On Tuesday, the seventh day of the trial against the state by the family of Michael Komape, the Limpopo High Court heard evidence of disarray and maladministration in the provincial Department of Basic Education. Komape drowned in a pit toilet at his school near Polokwane in 2014.
In the witness box, Mark Heywood, Executive Director of the public interest law centre SECTION27, listed an ever-growing number of problem schools requiring urgent intervention because of a life-threatening lack of safety and sanitation standards.
Heywood described the extent to which SECTION27 had documented governance shortcomings in Limpopo. It had attempted to engage the provincial administration to fix the problems, but was brushed off for the most part. Only when it threatened litigation did departmental officials start replying to letters.
SECTION27 became active in the province when media outlets reported that schools did not have textbooks at the start of 2012. Despite repeated promises to rectify this, many schools went the entire academic year without textbooks.
Heywood told the court that the law centre offered to assist the Komape family when it received the news that Michael Komape had drowned in a pit latrine at Mahlodumela School in Chebeng Village. The family is seeking roughly R3 million in damages from the state, and is asking the court to compel the province to implement a plan for the provision of basic facilities in schools.
Heywood told the court that the poor state of sanitation in Limpopo schools was not due to limited budgets.
State advocate Simon Phaswane asked Heywood whether he acknowledged competing budgetary priorities in the Department of Education, such as the nutritional feeding programme and lack of furniture at schools.

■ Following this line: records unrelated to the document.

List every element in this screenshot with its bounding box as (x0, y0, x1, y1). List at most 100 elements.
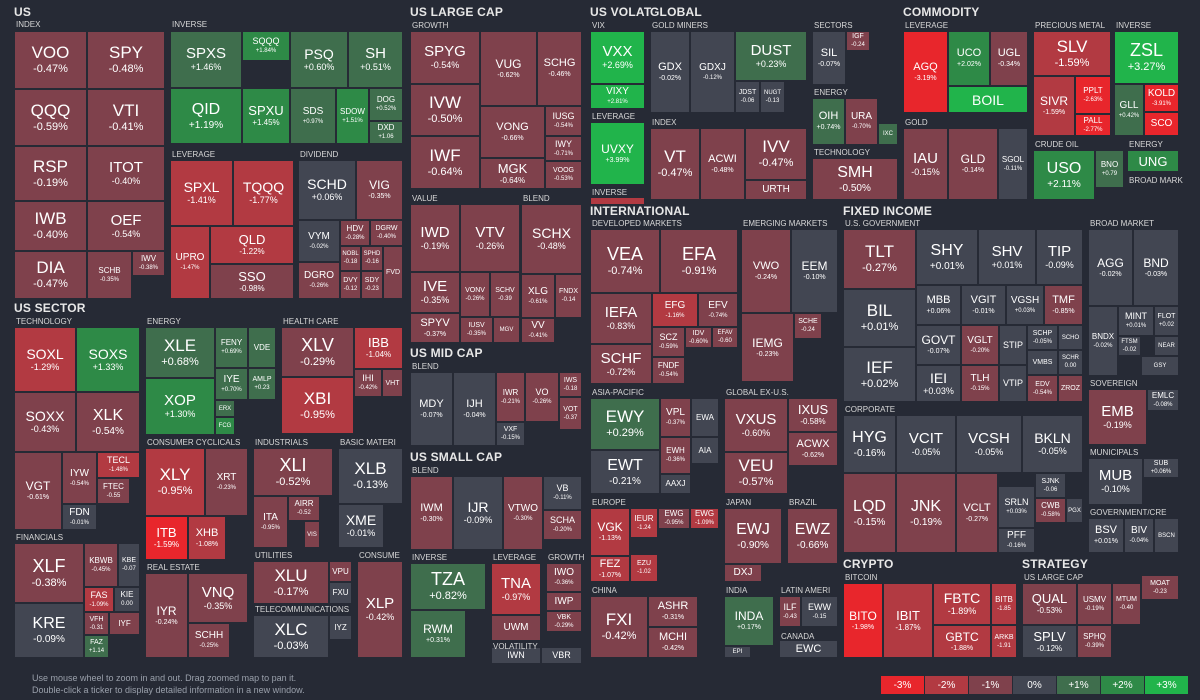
ticker-tile-aia[interactable]: AIA (691, 437, 719, 464)
ticker-tile-efg[interactable]: EFG -1.16% (652, 293, 698, 327)
ticker-tile-sivr[interactable]: SIVR -1.59% (1033, 76, 1075, 136)
ticker-tile-kre[interactable]: KRE -0.09% (14, 603, 84, 658)
ticker-tile-ijh[interactable]: IJH -0.04% (453, 372, 496, 446)
ticker-tile-spy[interactable]: SPY -0.48% (87, 31, 165, 89)
ticker-tile-schf[interactable]: SCHF -0.72% (590, 344, 652, 384)
ticker-tile-itot[interactable]: ITOT -0.40% (87, 146, 165, 201)
ticker-tile-pplt[interactable]: PPLT -2.63% (1075, 76, 1111, 114)
ticker-tile-near[interactable]: NEAR (1154, 336, 1179, 356)
section-title-strategy[interactable]: STRATEGY (1022, 557, 1089, 571)
ticker-tile-pall[interactable]: PALL -2.77% (1075, 114, 1111, 136)
ticker-tile-igf[interactable]: IGF -0.24 (846, 31, 870, 51)
ticker-tile-schh[interactable]: SCHH -0.25% (188, 623, 230, 658)
ticker-tile-sds[interactable]: SDS +0.97% (290, 88, 336, 144)
ticker-tile-xlp[interactable]: XLP -0.42% (357, 561, 403, 658)
ticker-tile-agg[interactable]: AGG -0.02% (1088, 229, 1133, 306)
ticker-tile-iyz[interactable]: IYZ (329, 615, 352, 640)
ticker-tile-sil[interactable]: SIL -0.07% (812, 31, 846, 85)
ticker-tile-faz[interactable]: FAZ +1.14 (84, 635, 109, 658)
ticker-tile-vnq[interactable]: VNQ -0.35% (188, 573, 248, 623)
ticker-tile-vug[interactable]: VUG -0.62% (480, 31, 537, 106)
ticker-tile-soxx[interactable]: SOXX -0.43% (14, 392, 76, 452)
ticker-tile-ieur[interactable]: IEUR -1.24 (630, 508, 658, 538)
ticker-tile-biv[interactable]: BIV -0.04% (1124, 518, 1154, 553)
section-title-us[interactable]: US (14, 5, 32, 19)
section-title-us-mid-cap[interactable]: US MID CAP (410, 346, 483, 360)
ticker-tile-ftsm[interactable]: FTSM -0.02 (1118, 336, 1141, 356)
ticker-tile-efav[interactable]: EFAV -0.60 (712, 327, 738, 348)
ticker-tile-iws[interactable]: IWS -0.18 (559, 372, 582, 397)
ticker-tile-inda[interactable]: INDA +0.17% (724, 596, 774, 646)
ticker-tile-iwo[interactable]: IWO -0.36% (546, 563, 582, 592)
ticker-tile-xlu[interactable]: XLU -0.17% (253, 561, 329, 604)
ticker-tile-ashr[interactable]: ASHR -0.31% (648, 596, 698, 627)
ticker-tile-bnd[interactable]: BND -0.03% (1133, 229, 1179, 306)
ticker-tile-vcit[interactable]: VCIT -0.05% (896, 415, 956, 473)
ticker-tile-xbi[interactable]: XBI -0.95% (281, 377, 354, 434)
ticker-tile-ung[interactable]: UNG (1127, 150, 1179, 172)
ticker-tile-ixc[interactable]: IXC (878, 123, 898, 145)
ticker-tile-vxf[interactable]: VXF -0.15% (496, 422, 525, 446)
ticker-tile-iwv[interactable]: IWV -0.38% (132, 251, 165, 276)
ticker-tile-gsy[interactable]: GSY (1141, 356, 1179, 376)
ticker-tile-vv[interactable]: VV -0.41% (521, 318, 555, 343)
ticker-tile[interactable] (590, 197, 645, 205)
ticker-tile-zroz[interactable]: ZROZ (1058, 375, 1083, 402)
ticker-tile-efa[interactable]: EFA -0.91% (660, 229, 738, 293)
ticker-tile-slv[interactable]: SLV -1.59% (1033, 31, 1111, 76)
ticker-tile-sco[interactable]: SCO (1144, 112, 1179, 136)
ticker-tile-idv[interactable]: IDV -0.60% (685, 327, 712, 348)
ticker-tile-mdy[interactable]: MDY -0.07% (410, 372, 453, 446)
ticker-tile-kold[interactable]: KOLD -3.91% (1144, 84, 1179, 112)
ticker-tile-ugl[interactable]: UGL -0.34% (990, 31, 1028, 86)
ticker-tile-kbwb[interactable]: KBWB -0.45% (84, 543, 118, 587)
ticker-tile-xlf[interactable]: XLF -0.38% (14, 543, 84, 603)
ticker-tile-vong[interactable]: VONG -0.66% (480, 106, 545, 158)
ticker-tile-vmbs[interactable]: VMBS (1027, 350, 1058, 375)
ticker-tile-iye[interactable]: IYE +0.70% (215, 368, 248, 400)
ticker-tile-shy[interactable]: SHY +0.01% (916, 229, 978, 285)
ticker-tile-efv[interactable]: EFV -0.74% (698, 293, 738, 327)
ticker-tile-qqq[interactable]: QQQ -0.59% (14, 89, 87, 146)
ticker-tile-uso[interactable]: USO +2.11% (1033, 150, 1095, 200)
ticker-tile-vot[interactable]: VOT -0.37 (559, 397, 582, 430)
ticker-tile-acwi[interactable]: ACWI -0.48% (700, 128, 745, 200)
ticker-tile-jnk[interactable]: JNK -0.19% (896, 473, 956, 553)
ticker-tile-eww[interactable]: EWW -0.15 (801, 596, 838, 627)
ticker-tile-cwb[interactable]: CWB -0.58% (1035, 498, 1066, 523)
ticker-tile-iwf[interactable]: IWF -0.64% (410, 136, 480, 189)
ticker-tile-ewg[interactable]: EWG -1.09% (690, 508, 719, 529)
ticker-tile-schv[interactable]: SCHV -0.39 (490, 272, 520, 317)
ticker-tile-dxd[interactable]: DXD +1.06 (369, 121, 403, 144)
ticker-tile-xle[interactable]: XLE +0.68% (145, 327, 215, 378)
ticker-tile-iwr[interactable]: IWR -0.21% (496, 372, 525, 422)
ticker-tile-iemg[interactable]: IEMG -0.23% (741, 313, 794, 382)
ticker-tile-vpl[interactable]: VPL -0.37% (660, 398, 691, 437)
ticker-tile-ewh[interactable]: EWH -0.36% (660, 437, 691, 474)
ticker-tile-soxs[interactable]: SOXS +1.33% (76, 327, 140, 392)
ticker-tile-vclt[interactable]: VCLT -0.27% (956, 473, 998, 553)
ticker-tile-ilf[interactable]: ILF -0.43 (779, 596, 801, 627)
ticker-tile-schg[interactable]: SCHG -0.46% (537, 31, 582, 106)
ticker-tile-vo[interactable]: VO -0.26% (525, 372, 559, 422)
ticker-tile-iwd[interactable]: IWD -0.19% (410, 204, 460, 272)
ticker-tile-bscn[interactable]: BSCN (1154, 518, 1179, 553)
ticker-tile-sdy[interactable]: SDY -0.23 (361, 271, 383, 299)
ticker-tile-vb[interactable]: VB -0.11% (543, 476, 582, 510)
ticker-tile-soxl[interactable]: SOXL -1.29% (14, 327, 76, 392)
ticker-tile-acwx[interactable]: ACWX -0.62% (788, 432, 838, 466)
ticker-tile-ewz[interactable]: EWZ -0.66% (787, 508, 838, 564)
ticker-tile-xlc[interactable]: XLC -0.03% (253, 615, 329, 658)
ticker-tile-schp[interactable]: SCHP -0.05% (1027, 325, 1058, 350)
ticker-tile-mbb[interactable]: MBB +0.06% (916, 285, 961, 325)
ticker-tile-epi[interactable]: EPI (724, 646, 751, 658)
ticker-tile-feny[interactable]: FENY +0.69% (215, 327, 248, 368)
ticker-tile-iusg[interactable]: IUSG -0.54% (545, 106, 582, 136)
ticker-tile-scz[interactable]: SCZ -0.59% (652, 327, 685, 357)
ticker-tile-ivw[interactable]: IVW -0.50% (410, 84, 480, 136)
ticker-tile-bkln[interactable]: BKLN -0.05% (1022, 415, 1083, 473)
ticker-tile-srln[interactable]: SRLN +0.03% (998, 486, 1035, 528)
ticker-tile-mgv[interactable]: MGV (493, 317, 520, 343)
ticker-tile-qid[interactable]: QID +1.19% (170, 88, 242, 144)
ticker-tile-oih[interactable]: OIH +0.74% (812, 98, 845, 145)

“We understand that there are budgetary priorities, but the issues that we have raised are life-
threatening situations, such as what happened to Michael Komape,” said Heywood, adding that it was a situation that was predictable.
Phaswane attempted to get Heywood to concede that the provincial administration, while perhaps not doing enough, fast enough, to rectify problems in the schools, was at least attending to matters, albeit slowly.
But Heywood replied that it was not correct to say the Department is merely slow. Heywood. said: “We drew attention to dangerous and life-threatening situations in schools. Where there
is a life-threatening situation, it must be addressed urgently, and it is not good enough to say there is no budget.”
Heywood also read extracts from a 2012 internal report from Dr Anis Karodia, head of an intervention task team sent to Limpopo to fix the department. Karodia wrote that most senior managers “treat their positions as mere jobs and do not work with the resilience that high profile jobs at this level calls for, or for that matter do not walk the extra mile.”
Many of these managers are in a “comfort zone” and do not see that the department is “in a quagmire with regards finance and general administration”.
Some of the district offices charged with service delivery were dysfunctional and there was little oversight. Head office provided no leadership, so bad habits became the order of the day, wrote Karodia.
The case continues on Wednesday, when the Komape family will call their final witness. After that the state’s witnesses will testify.